Hi,
I am currently using Nagios® Core™ Version 3.5.0 to monitor about 10 physical nodes and 20 VMs since almost one year withouth problems. In the last month,I am receiving too many alerts from Current Load and Total processes at the same time, like if all the nodes and VMs would had the same problem. I've checked the load percentage error messages, for instance:
***** Nagios *****
Notification Type: PROBLEM
Service: Current Load
Host: ***
Address: *.*.*.*
State: WARNING
Additional Info:
WARNING - load average: 0.00, 1.23, 3.54
Also, I have changed the total processes threshold to 400/500 in order to avoid these alerts. Anybody knows why am I receiving these two types of alerts at the same time?
Thanks in advance
Current load and total processes alerts
-
slansing
- Posts: 7698
- Joined: Mon Apr 23, 2012 4:28 pm
- Location: Travelling through time and space...
Re: Current load and total processes alerts
Are you using a shared template across those servers? If so, though unlikely, you may be seeing this happen on multiple hosts. How many hosts is this happening on? All of them, some of them, etc? Any correlation between them? Have you personally checked the systems yourself?
Re: Current load and total processes alerts
All of the hosts are defined as "linux-server" and the services as "local-service". Apart from that, when alerts start to be sent simultaneously most of the critical values detected are the same (number of total processes, percentage of cpu load, etc.). I have checked some of the servers, running the command "top" and the number of processes usually doesn't match between nagios monitor service and top command.

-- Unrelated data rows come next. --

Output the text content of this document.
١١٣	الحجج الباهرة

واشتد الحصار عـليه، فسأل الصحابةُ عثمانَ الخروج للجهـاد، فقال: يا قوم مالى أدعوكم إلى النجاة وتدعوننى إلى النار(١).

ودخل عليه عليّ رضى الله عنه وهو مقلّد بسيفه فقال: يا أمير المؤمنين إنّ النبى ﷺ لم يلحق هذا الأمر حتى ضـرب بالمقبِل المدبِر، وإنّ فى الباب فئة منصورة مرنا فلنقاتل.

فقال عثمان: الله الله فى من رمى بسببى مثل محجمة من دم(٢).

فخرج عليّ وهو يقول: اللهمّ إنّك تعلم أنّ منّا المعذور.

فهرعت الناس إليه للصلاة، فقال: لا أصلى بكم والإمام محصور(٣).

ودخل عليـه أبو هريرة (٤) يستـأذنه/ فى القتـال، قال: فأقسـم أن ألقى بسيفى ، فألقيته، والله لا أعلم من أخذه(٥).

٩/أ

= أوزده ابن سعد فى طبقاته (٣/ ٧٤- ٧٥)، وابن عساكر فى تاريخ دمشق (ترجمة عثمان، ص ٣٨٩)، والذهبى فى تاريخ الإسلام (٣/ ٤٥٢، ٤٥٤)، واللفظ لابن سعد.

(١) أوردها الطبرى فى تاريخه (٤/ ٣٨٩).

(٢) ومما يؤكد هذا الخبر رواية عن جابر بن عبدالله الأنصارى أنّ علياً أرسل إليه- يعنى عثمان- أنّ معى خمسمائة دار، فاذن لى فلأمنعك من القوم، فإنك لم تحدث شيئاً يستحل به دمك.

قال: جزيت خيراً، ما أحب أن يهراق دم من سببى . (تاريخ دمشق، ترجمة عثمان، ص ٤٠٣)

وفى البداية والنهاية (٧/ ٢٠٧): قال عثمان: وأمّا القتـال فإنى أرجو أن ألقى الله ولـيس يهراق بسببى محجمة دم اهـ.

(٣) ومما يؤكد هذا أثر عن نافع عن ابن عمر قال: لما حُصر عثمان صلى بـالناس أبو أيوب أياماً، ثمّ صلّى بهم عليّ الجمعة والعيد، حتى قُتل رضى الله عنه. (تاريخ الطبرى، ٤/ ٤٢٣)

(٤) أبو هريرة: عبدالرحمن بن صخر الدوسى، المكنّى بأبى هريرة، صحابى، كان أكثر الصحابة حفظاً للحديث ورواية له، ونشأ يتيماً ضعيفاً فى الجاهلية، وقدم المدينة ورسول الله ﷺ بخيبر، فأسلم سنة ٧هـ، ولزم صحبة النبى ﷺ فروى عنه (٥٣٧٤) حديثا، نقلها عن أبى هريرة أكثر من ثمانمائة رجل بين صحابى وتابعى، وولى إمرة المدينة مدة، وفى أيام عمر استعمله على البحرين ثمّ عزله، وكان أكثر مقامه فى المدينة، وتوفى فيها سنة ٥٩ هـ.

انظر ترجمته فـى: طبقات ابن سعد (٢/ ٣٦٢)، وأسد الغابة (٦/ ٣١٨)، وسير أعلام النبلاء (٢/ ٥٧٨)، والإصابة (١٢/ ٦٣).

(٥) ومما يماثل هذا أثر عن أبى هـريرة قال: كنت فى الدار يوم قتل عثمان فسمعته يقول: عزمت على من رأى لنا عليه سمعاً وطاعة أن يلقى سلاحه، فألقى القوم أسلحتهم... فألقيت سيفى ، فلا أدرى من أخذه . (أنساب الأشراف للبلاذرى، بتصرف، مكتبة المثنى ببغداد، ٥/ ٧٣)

Re: Current load and total processes alerts
It almost seems like each host has the same IP but a different name...
What changes were made prior to this issue? Any edits made to templates on the Nagios end? Any load balancing or failover implemented in the VMs? Anything that might do some weird things with the assigned IP addresses?
What changes were made prior to this issue? Any edits made to templates on the Nagios end? Any load balancing or failover implemented in the VMs? Anything that might do some weird things with the assigned IP addresses?
Former Nagios employee
Re: Current load and total processes alerts
Well, I have checked that all VMs and nodes have different IP's and aliases. Besides this, I had to increase the Total Processes range and now the system is stable, no alerts are being sent currently. Anyway, I guess that it could be related to some critical process that is not running at the moment. I'll come back as soon as the alerts start to be sent again (if they do).
Thanks
Thanks
Re: Current load and total processes alerts
Very odd. Not certain that a critical process would show the exact same load for all servers, but stranger things have happened I suppose. You might try forcing some cpu-intensive processes on one of the servers as a test and see what gets returned. We'll keep this thread open for you. Looking forward to the results.
Former Nagios employee